The Court then held that Morris’s complaint gave rise to a pleading stage inference of subjective bad faith. The allegation that the Transaction was approved in the face of a half-a-billion dollar (and one-third) gulf in value created a reasonable inference that the General Partner’s approval of the Transaction was in bad faith.
The court then dismissed Morris’s claim that the General Partner breached the implied contractual covenant of good faith and fair dealing. The covenant exists in every contract, cannot be disclaimed, and applies as a gap-filler for situations that parties had not considered or expressly addressed in the contract. The Court held that because the Transaction was subject to review under the rebuttable presumption of good faith, there was no gap to fill in the Partnership Agreement and, thus, no claim upon which relief could be granted.

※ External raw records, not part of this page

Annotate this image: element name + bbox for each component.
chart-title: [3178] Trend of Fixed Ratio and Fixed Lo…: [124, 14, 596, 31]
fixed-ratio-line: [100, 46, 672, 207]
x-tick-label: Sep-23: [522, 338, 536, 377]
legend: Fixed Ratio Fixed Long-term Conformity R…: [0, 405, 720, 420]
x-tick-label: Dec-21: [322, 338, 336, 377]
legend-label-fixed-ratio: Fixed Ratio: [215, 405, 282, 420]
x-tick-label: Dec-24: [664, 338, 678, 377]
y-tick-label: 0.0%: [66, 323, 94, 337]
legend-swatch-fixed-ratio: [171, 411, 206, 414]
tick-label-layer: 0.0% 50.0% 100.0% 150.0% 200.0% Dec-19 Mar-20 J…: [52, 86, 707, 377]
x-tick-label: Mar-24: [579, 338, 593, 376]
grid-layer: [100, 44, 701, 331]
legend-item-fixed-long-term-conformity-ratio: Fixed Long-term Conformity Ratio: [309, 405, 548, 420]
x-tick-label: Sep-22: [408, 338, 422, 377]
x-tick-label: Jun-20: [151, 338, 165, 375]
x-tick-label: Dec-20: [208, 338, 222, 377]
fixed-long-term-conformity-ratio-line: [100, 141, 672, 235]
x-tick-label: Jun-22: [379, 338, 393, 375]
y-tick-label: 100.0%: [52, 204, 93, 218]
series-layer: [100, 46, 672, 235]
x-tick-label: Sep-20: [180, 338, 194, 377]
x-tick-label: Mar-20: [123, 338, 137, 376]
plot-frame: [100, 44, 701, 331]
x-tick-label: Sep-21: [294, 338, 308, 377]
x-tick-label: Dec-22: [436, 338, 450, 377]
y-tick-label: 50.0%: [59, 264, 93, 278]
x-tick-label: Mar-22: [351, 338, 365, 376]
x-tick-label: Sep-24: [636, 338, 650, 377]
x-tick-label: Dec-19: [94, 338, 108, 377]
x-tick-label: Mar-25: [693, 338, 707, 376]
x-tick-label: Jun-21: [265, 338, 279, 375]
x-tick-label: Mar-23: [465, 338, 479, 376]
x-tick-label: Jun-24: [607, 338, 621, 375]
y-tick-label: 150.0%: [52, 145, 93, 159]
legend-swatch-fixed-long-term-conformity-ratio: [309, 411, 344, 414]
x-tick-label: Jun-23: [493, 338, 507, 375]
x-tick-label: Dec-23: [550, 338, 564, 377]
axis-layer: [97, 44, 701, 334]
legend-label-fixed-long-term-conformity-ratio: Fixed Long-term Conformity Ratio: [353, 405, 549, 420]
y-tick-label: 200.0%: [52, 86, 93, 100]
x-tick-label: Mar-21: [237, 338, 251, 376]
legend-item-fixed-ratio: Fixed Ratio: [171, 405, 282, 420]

Lastly, the Court dismissed Morris’s tortious interference claim. Morris alleged that SE Corp tortiously interfered with the Partnership Agreement by, among other things, structuring the Transaction, which it knew was not in the best interests of the Partnership and, therefore, would cause the General Partner to breach its good faith obligation under the Partnership Agreement. The Court, however, rejected this claim. According to the Court, SE Corp’s offer to purchase the Interest did not, in and of itself, imply an intention to cause a breach of the Partnership Agreement nor was it a significant cause of the breach. The Court held that Morris failed to allege that SE Corp intruded on the Conflicts Committee or the General Partner in a way that caused or facilitated bad-faith capitulation to SE Corp’s offer to purchase the Interest.